54. The third payment of Rs. 3,000 was to Sri Surat Hazra on 2-6-1984. He is said to be one of the employees of the assessee-company and this payment was made to him to enable him to go to Dehradun for erection of cooling towers of M/s. U.P. State Minerals. In other words it is a cash advance to an employee of the assessee-company for his travelling expenses. We are unable to see how this payment could be disallowed for invoking the provisions of Section 40A(3) particularly when the full and complete particulars were available in the vouchers produced in support of the same, copies of which are at pages 133 & 134 of the paper book.
55. The fourth item of Rs. 6,625 was for the purchase of 5 tons of cement on 29-10-1984 from M/s. Inter Dominion Trading Agency who also insisted on payment of cash. The full address of this party is available in the Bill.
56. The fifth item of Rs. 2,687-50 was paid to M/s. G.D. Dutta an employee of the assessee on 5-10-1984 for making various purchases from the market and also to meet the expenses on behalf of the assessee-company, as could be seen from the voucher rendered by him at page 138 of the compilation. We are unable to see how this item would fall within the mischief of Section 40A(3) of the Act.
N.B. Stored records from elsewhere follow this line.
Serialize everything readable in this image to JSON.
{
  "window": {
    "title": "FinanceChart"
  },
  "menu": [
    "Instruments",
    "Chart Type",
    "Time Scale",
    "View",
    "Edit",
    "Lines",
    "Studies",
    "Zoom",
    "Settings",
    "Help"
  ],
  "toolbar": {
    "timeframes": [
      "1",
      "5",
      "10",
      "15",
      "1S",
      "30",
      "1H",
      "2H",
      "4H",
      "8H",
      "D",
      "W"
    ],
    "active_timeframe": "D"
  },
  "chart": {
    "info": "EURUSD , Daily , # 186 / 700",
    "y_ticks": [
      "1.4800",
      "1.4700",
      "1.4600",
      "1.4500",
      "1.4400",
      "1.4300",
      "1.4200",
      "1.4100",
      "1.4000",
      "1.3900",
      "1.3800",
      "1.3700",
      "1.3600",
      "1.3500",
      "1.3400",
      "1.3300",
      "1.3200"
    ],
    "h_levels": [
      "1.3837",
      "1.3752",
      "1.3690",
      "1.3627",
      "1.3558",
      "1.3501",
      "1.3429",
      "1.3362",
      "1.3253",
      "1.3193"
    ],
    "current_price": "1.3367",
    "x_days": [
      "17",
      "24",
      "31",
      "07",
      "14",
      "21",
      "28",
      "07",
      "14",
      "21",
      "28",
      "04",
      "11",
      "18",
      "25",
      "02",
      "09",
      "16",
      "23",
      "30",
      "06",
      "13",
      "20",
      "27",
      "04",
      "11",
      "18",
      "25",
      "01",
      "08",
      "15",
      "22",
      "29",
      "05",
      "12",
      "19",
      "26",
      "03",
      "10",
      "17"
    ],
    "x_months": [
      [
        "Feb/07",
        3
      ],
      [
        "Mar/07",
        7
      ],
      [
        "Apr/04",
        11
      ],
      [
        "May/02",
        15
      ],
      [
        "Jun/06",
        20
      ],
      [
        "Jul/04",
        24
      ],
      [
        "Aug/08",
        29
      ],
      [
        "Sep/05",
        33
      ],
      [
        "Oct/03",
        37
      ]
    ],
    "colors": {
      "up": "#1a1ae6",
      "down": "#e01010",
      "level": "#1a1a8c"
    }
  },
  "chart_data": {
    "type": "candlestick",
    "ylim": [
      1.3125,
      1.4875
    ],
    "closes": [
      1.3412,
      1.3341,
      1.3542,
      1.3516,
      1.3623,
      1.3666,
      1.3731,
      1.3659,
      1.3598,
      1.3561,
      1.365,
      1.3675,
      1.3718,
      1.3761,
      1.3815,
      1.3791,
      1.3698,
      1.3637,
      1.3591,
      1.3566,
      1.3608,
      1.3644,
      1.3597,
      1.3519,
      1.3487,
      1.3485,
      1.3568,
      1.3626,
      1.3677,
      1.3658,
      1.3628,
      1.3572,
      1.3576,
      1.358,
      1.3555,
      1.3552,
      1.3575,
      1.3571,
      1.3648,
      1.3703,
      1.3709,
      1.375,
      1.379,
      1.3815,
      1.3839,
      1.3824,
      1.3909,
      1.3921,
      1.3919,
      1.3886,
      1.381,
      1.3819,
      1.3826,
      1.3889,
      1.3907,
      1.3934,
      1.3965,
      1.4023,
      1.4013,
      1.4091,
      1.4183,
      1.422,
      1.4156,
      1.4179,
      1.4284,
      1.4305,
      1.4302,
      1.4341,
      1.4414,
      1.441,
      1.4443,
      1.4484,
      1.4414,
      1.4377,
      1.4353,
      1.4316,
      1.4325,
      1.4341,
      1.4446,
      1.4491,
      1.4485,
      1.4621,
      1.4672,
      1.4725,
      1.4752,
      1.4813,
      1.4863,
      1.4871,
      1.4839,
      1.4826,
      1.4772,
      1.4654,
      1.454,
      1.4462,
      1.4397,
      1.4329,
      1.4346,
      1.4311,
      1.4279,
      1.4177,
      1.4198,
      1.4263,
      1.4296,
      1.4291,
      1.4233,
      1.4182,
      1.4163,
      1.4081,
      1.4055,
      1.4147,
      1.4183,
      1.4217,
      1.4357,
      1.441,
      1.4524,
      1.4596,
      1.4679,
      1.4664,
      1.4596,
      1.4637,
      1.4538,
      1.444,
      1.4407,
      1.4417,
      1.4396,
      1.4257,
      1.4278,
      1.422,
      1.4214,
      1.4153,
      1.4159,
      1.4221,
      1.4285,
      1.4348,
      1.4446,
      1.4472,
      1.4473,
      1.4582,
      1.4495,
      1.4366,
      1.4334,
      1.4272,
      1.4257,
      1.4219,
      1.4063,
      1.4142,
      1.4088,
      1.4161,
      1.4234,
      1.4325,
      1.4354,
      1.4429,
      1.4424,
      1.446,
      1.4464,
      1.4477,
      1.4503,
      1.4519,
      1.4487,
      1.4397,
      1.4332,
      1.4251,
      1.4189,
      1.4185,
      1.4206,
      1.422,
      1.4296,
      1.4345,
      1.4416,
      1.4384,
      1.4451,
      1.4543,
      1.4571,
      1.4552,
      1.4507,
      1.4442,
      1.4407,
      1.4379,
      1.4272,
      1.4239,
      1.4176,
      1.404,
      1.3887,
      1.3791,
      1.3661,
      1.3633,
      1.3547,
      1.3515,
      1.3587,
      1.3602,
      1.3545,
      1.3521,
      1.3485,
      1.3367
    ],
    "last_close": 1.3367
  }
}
57. The last item of Rs. 2,813-75 was paid for carrying out repairs and maintenance of rolling shutters in the premises of the assessee on 27-10-1984.
58. As rightly contended by the assessee's learned counsel the CIT(A) had taken a pragmatic view of the matter as held by the Calcutta High Court in the case of Girdharilal Goenka (supra). Respectfully following this decision of the Calcutta High Court we confirm the deletion of this amount of Rs. 47,926 as fully justified and accordingly confirm the order of the CIT(A) on this issue and reject this ground.
59. This takes us to the last ground in which the Revenue objects to the direction given by the CIT(A) to allow deduction under Section 80M of the Act on the gross dividend without making any deduction for expenses as was done by the ITO in the assessment order. The ITO had deducted a sum of Rs. 89,704 representing 10% of the gross dividends of Rs. 8,97,048 as reasonable expenditure which the assessee would have incurred for earning this dividend income. He, therefore, allowed 80M deduction in respect of the balance of Rs. 8,07,344. This was objected to by the assessee before the CIT(A) who found that the ITO had not specifically referred to any expenses actually incurred by the assessee for earning the dividend income to support his restriction of the relief under Section 80M to Rs. 8,07,344. He, therefore, directed the ITO to allow deduction on gross dividend of Rs. 8,97,048 treating it as net dividend for the purpose of Section 80M of the Act.
60. Before us it is contended on behalf of the Revenue that the CIT(A) was not justified in deleting this disallowance made by the ITO overlooking the fact that more than 280 dividend warrants were involved to make up the gross dividends of Rs. 8,97,048 and, therefore, the assessee-company should have incurred some expenditure for the purpose of earning this dividend income. Apart from making this submission the Revenue was unable to point out any material or circumstance, which would show that the assessee-company had actually incurred any expenditure for the purpose of earning the dividend income. In the absence of any such material or circumstances pointed out by the Revenue, we agree with the reasoning and conclusion of the CIT(A) deleting the deduction of 10% of the gross dividends as the expenditure which the assessee would have incurred for the purpose of earning this dividend. There is no warrant or justification for this assumption made by the ITO and the CIT{A) was right in accepting the assessee's contention in this regard. We, therefore, confirm the order of the CIT(A) on this issue also and reject this ground.
61. In the result, the Revenue's appeal is dismissed.